Old Country, New Technology

European shipbuilders collaborating online

Hamburg, Germany and Paris  August 7, 2001  Howaldtswerke-Deutsche Werft AG (HDW), located in Kiel, has announced the migration of their development, engineering and product data management onto digital and integrated processes. To achieve this, Germany's largest shipyard and world market leader in conventional-powered submarines signed an eight-digit euro contract with IBM and CENIT AG Systemhaus. "The migration to e-collaboration will make us much more competitive on an international level," said Hans-Joachim Schmidt, executive board member, HDW. "Not only will we be able to deliver our vessels faster, but we will also increase productivity and quality." This contract is one of the most important shipbuilding contracts for IBM PLM central region and represents for CENIT the largest IT project in its history.

The long-term collaboration agreement between HDW, IBM and CENIT AG covers a package of hardware, software and services. The first stage will include the installation, implementation and user training of 200 IBM workstations equipped with Product Lifecycle Management (PLM) solutions CATIA and ENOVIA 3D design software. Specialized shipbuilding modules will be developed through this collaboration. IBM will supply hardware and software and, together with CENIT, will provide all-encompassing conceptual work and consulting for the introduction. In the first step the implementation will focus on deep-sea marine vessels, such as submarines.

"This agreement represents a new emphasis of IBM's engagement in the shipbuilding industry," said Dr. Manfred Sammet, leader, IBM product lifecycle management Europe Middle East Africa region. "We will soon inaugurate the European Shipbuilding Competency Center in Hamburg to provide optimal support of the whole shipbuilding industry in the area of product lifecycle management for the continuous development and enhancement of industry-specific modules required by the shipbuilding industry."

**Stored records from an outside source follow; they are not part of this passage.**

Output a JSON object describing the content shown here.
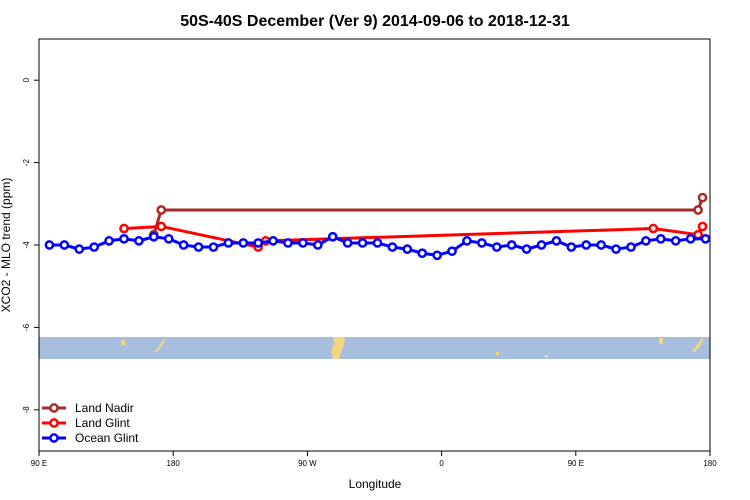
{
  "chart_data": {
    "type": "line",
    "title": "50S-40S December (Ver 9)   2014-09-06 to 2018-12-31",
    "xlabel": "Longitude",
    "ylabel": "XCO2 - MLO trend (ppm)",
    "xlim": [
      90,
      540
    ],
    "ylim": [
      -9,
      1
    ],
    "x_ticks": [
      {
        "value": 90,
        "label": "90 E"
      },
      {
        "value": 180,
        "label": "180"
      },
      {
        "value": 270,
        "label": "90 W"
      },
      {
        "value": 360,
        "label": "0"
      },
      {
        "value": 450,
        "label": "90 E"
      },
      {
        "value": 540,
        "label": "180"
      }
    ],
    "y_ticks": [
      {
        "value": 0,
        "label": "0"
      },
      {
        "value": -2,
        "label": "-2"
      },
      {
        "value": -4,
        "label": "-4"
      },
      {
        "value": -6,
        "label": "-6"
      },
      {
        "value": -8,
        "label": "-8"
      }
    ],
    "legend_position": "bottom-left",
    "series": [
      {
        "name": "Land Nadir",
        "color": "#a52a2a",
        "x": [
          167,
          172,
          532,
          535
        ],
        "y": [
          -3.75,
          -3.15,
          -3.15,
          -2.85
        ]
      },
      {
        "name": "Land Glint",
        "color": "#ff0000",
        "x": [
          147,
          172,
          237,
          242,
          502,
          532,
          535
        ],
        "y": [
          -3.6,
          -3.55,
          -4.05,
          -3.9,
          -3.6,
          -3.75,
          -3.55
        ]
      },
      {
        "name": "Ocean Glint",
        "color": "#0000ff",
        "x": [
          97,
          107,
          117,
          127,
          137,
          147,
          157,
          167,
          177,
          187,
          197,
          207,
          217,
          227,
          237,
          247,
          257,
          267,
          277,
          287,
          297,
          307,
          317,
          327,
          337,
          347,
          357,
          367,
          377,
          387,
          397,
          407,
          417,
          427,
          437,
          447,
          457,
          467,
          477,
          487,
          497,
          507,
          517,
          527,
          537
        ],
        "y": [
          -4.0,
          -4.0,
          -4.1,
          -4.05,
          -3.9,
          -3.85,
          -3.9,
          -3.8,
          -3.85,
          -4.0,
          -4.05,
          -4.05,
          -3.95,
          -3.95,
          -3.95,
          -3.9,
          -3.95,
          -3.95,
          -4.0,
          -3.8,
          -3.95,
          -3.95,
          -3.95,
          -4.05,
          -4.1,
          -4.2,
          -4.25,
          -4.15,
          -3.9,
          -3.95,
          -4.05,
          -4.0,
          -4.1,
          -4.0,
          -3.9,
          -4.05,
          -4.0,
          -4.0,
          -4.1,
          -4.05,
          -3.9,
          -3.85,
          -3.9,
          -3.85,
          -3.85
        ]
      }
    ]
  }
}
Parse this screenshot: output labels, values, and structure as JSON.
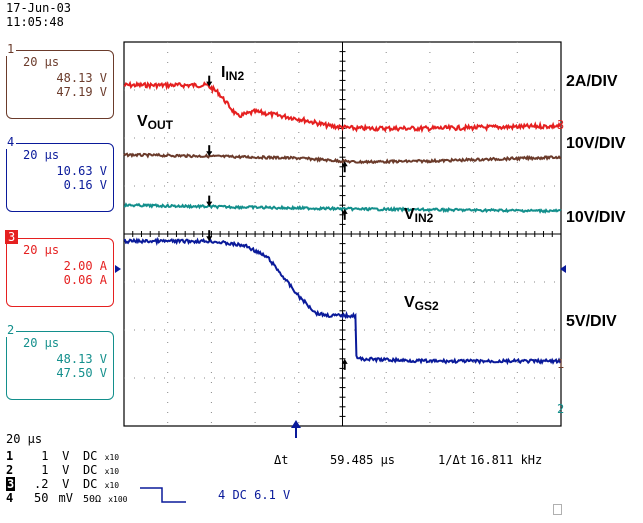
{
  "header": {
    "date": "17-Jun-03",
    "time": "11:05:48"
  },
  "colors": {
    "ch1": "#6b3b2b",
    "ch4": "#0a1a9a",
    "ch3": "#e52020",
    "ch2": "#138f8c",
    "grid": "#000000"
  },
  "channels": [
    {
      "id": "ch1",
      "number": "1",
      "time_div": "20 μs",
      "max": "48.13 V",
      "min": "47.19 V"
    },
    {
      "id": "ch4",
      "number": "4",
      "time_div": "20 μs",
      "max": "10.63 V",
      "min": "0.16 V"
    },
    {
      "id": "ch3",
      "number": "3",
      "time_div": "20 μs",
      "max": "2.00 A",
      "min": "0.06 A"
    },
    {
      "id": "ch2",
      "number": "2",
      "time_div": "20 μs",
      "max": "48.13 V",
      "min": "47.50 V"
    }
  ],
  "timebase": "20 μs",
  "settings": [
    {
      "ch": "1",
      "scale": "1",
      "unit": "V",
      "coupling": "DC",
      "probe": "x10"
    },
    {
      "ch": "2",
      "scale": "1",
      "unit": "V",
      "coupling": "DC",
      "probe": "x10"
    },
    {
      "ch": "3",
      "scale": ".2",
      "unit": "V",
      "coupling": "DC",
      "probe": "x10"
    },
    {
      "ch": "4",
      "scale": "50",
      "unit": "mV",
      "coupling": "50Ω",
      "probe": "x100"
    }
  ],
  "trigger": "4 DC 6.1 V",
  "measure": {
    "delta_label": "Δt",
    "delta_value": "59.485 μs",
    "freq_symbol": "1/Δt",
    "freq_value": "16.811 kHz"
  },
  "annotations": {
    "iin2": "I",
    "iin2_sub": "IN2",
    "vout": "V",
    "vout_sub": "OUT",
    "vin2": "V",
    "vin2_sub": "IN2",
    "vgs2": "V",
    "vgs2_sub": "GS2"
  },
  "divs": {
    "d1": "2A/DIV",
    "d2": "10V/DIV",
    "d3": "10V/DIV",
    "d4": "5V/DIV"
  },
  "chart_data": {
    "type": "line",
    "xlabel": "",
    "ylabel": "",
    "x_divisions": 10,
    "y_divisions": 8,
    "series": [
      {
        "x": [
          0,
          1.9,
          2.15,
          2.6,
          3,
          4,
          4.7,
          5.3,
          7,
          10
        ],
        "y": [
          7.1,
          7.1,
          6.95,
          6.45,
          6.55,
          6.4,
          6.25,
          6.2,
          6.2,
          6.25
        ]
      },
      {
        "x": [
          0,
          2,
          4,
          5.3,
          7,
          10
        ],
        "y": [
          5.65,
          5.62,
          5.58,
          5.5,
          5.52,
          5.6
        ]
      },
      {
        "x": [
          0,
          2,
          5.3,
          10
        ],
        "y": [
          4.6,
          4.57,
          4.52,
          4.48
        ]
      },
      {
        "x": [
          0,
          2,
          2.8,
          3.3,
          4,
          4.4,
          4.7,
          5.1,
          5.3,
          5.32,
          7,
          10
        ],
        "y": [
          3.85,
          3.85,
          3.75,
          3.5,
          2.7,
          2.35,
          2.3,
          2.3,
          2.3,
          1.4,
          1.35,
          1.35
        ]
      }
    ]
  }
}
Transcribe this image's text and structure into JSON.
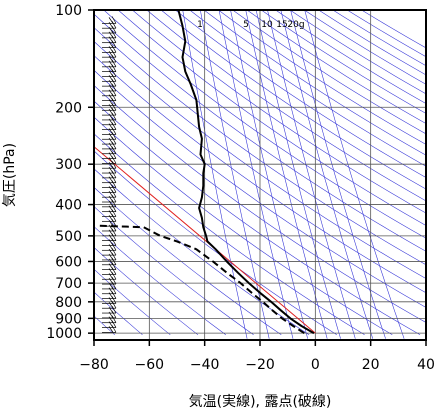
{
  "chart_data": {
    "type": "line",
    "title": "",
    "xlabel": "気温(実線), 露点(破線)",
    "ylabel": "気圧(hPa)",
    "x_axis": {
      "range": [
        -80,
        40
      ],
      "ticks": [
        -80,
        -60,
        -40,
        -20,
        0,
        20,
        40
      ],
      "tick_labels": [
        "−80",
        "−60",
        "−40",
        "−20",
        "0",
        "20",
        "40"
      ]
    },
    "y_axis": {
      "scale": "log",
      "range": [
        1050,
        100
      ],
      "ticks": [
        100,
        200,
        300,
        400,
        500,
        600,
        700,
        800,
        900,
        1000
      ],
      "tick_labels": [
        "100",
        "200",
        "300",
        "400",
        "500",
        "600",
        "700",
        "800",
        "900",
        "1000"
      ]
    },
    "grid": true,
    "mixing_ratio_labels": [
      "1",
      "5",
      "10",
      "15",
      "20g"
    ],
    "colors": {
      "dry_adiabat": "#3a3ad8",
      "reference_line": "#e02020",
      "profile": "#000000"
    },
    "series": [
      {
        "kind": "temperature",
        "line_style": "solid",
        "points": [
          {
            "p": 1000,
            "t": -0.5
          },
          {
            "p": 950,
            "t": -5
          },
          {
            "p": 900,
            "t": -9
          },
          {
            "p": 850,
            "t": -12.5
          },
          {
            "p": 800,
            "t": -16
          },
          {
            "p": 750,
            "t": -20
          },
          {
            "p": 700,
            "t": -24
          },
          {
            "p": 650,
            "t": -28
          },
          {
            "p": 600,
            "t": -32
          },
          {
            "p": 550,
            "t": -36
          },
          {
            "p": 520,
            "t": -39
          },
          {
            "p": 500,
            "t": -39.5
          },
          {
            "p": 470,
            "t": -40.5
          },
          {
            "p": 440,
            "t": -41
          },
          {
            "p": 410,
            "t": -42
          },
          {
            "p": 380,
            "t": -41
          },
          {
            "p": 350,
            "t": -40.5
          },
          {
            "p": 320,
            "t": -40.5
          },
          {
            "p": 300,
            "t": -40
          },
          {
            "p": 280,
            "t": -41.5
          },
          {
            "p": 250,
            "t": -41
          },
          {
            "p": 230,
            "t": -42
          },
          {
            "p": 210,
            "t": -42.5
          },
          {
            "p": 190,
            "t": -43
          },
          {
            "p": 170,
            "t": -45
          },
          {
            "p": 155,
            "t": -47
          },
          {
            "p": 140,
            "t": -48
          },
          {
            "p": 125,
            "t": -47
          },
          {
            "p": 112,
            "t": -48
          },
          {
            "p": 100,
            "t": -49.5
          }
        ]
      },
      {
        "kind": "dewpoint",
        "line_style": "dashed",
        "points": [
          {
            "p": 1000,
            "t": -4
          },
          {
            "p": 950,
            "t": -8
          },
          {
            "p": 900,
            "t": -12
          },
          {
            "p": 850,
            "t": -15.5
          },
          {
            "p": 800,
            "t": -19
          },
          {
            "p": 750,
            "t": -23
          },
          {
            "p": 700,
            "t": -27
          },
          {
            "p": 650,
            "t": -32
          },
          {
            "p": 600,
            "t": -37
          },
          {
            "p": 550,
            "t": -43
          },
          {
            "p": 520,
            "t": -50
          },
          {
            "p": 500,
            "t": -56
          },
          {
            "p": 485,
            "t": -59
          },
          {
            "p": 470,
            "t": -62
          },
          {
            "p": 465,
            "t": -78
          }
        ]
      }
    ]
  }
}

In the context of increased competition and shrinking defense budgets, European shipyards are finding themselves forced to follow the aerospace industry lead of mergers and consolidation. Shipyards and suppliers will cooperate more closely, both worldwide and around the clock. Engineers, technicians and operations teams will work independently at separate locations, but will share access to crucial development and design date online within their company and supply chains. "Seamless electronic date exchange will be of extreme importance," explained Hubertus Manthey, managing director of CENIT. "There will no longer be a need to have manual exchange of information, as is the case today, since the existing software solutions were not integrated into the shipyard's other systems. With this agreement, this will become obsolete."

The availability of product data will enable the company to reuse existing parts or develop variants based on the digital models, shortening substantially entire phases of the development process. This is especially true regarding the use of modular design, which will be part of the first phase of HDW's implementation for next-generation submarines. Physical models will be replaced by virtual prototypes existing solely on the computer. "If you consider that today before going into production we must build an exact 1/5-scale plastic model for each submarine type. You can imagine the impact this has on the economics of our shipbuilding process as a whole," said Schmidt.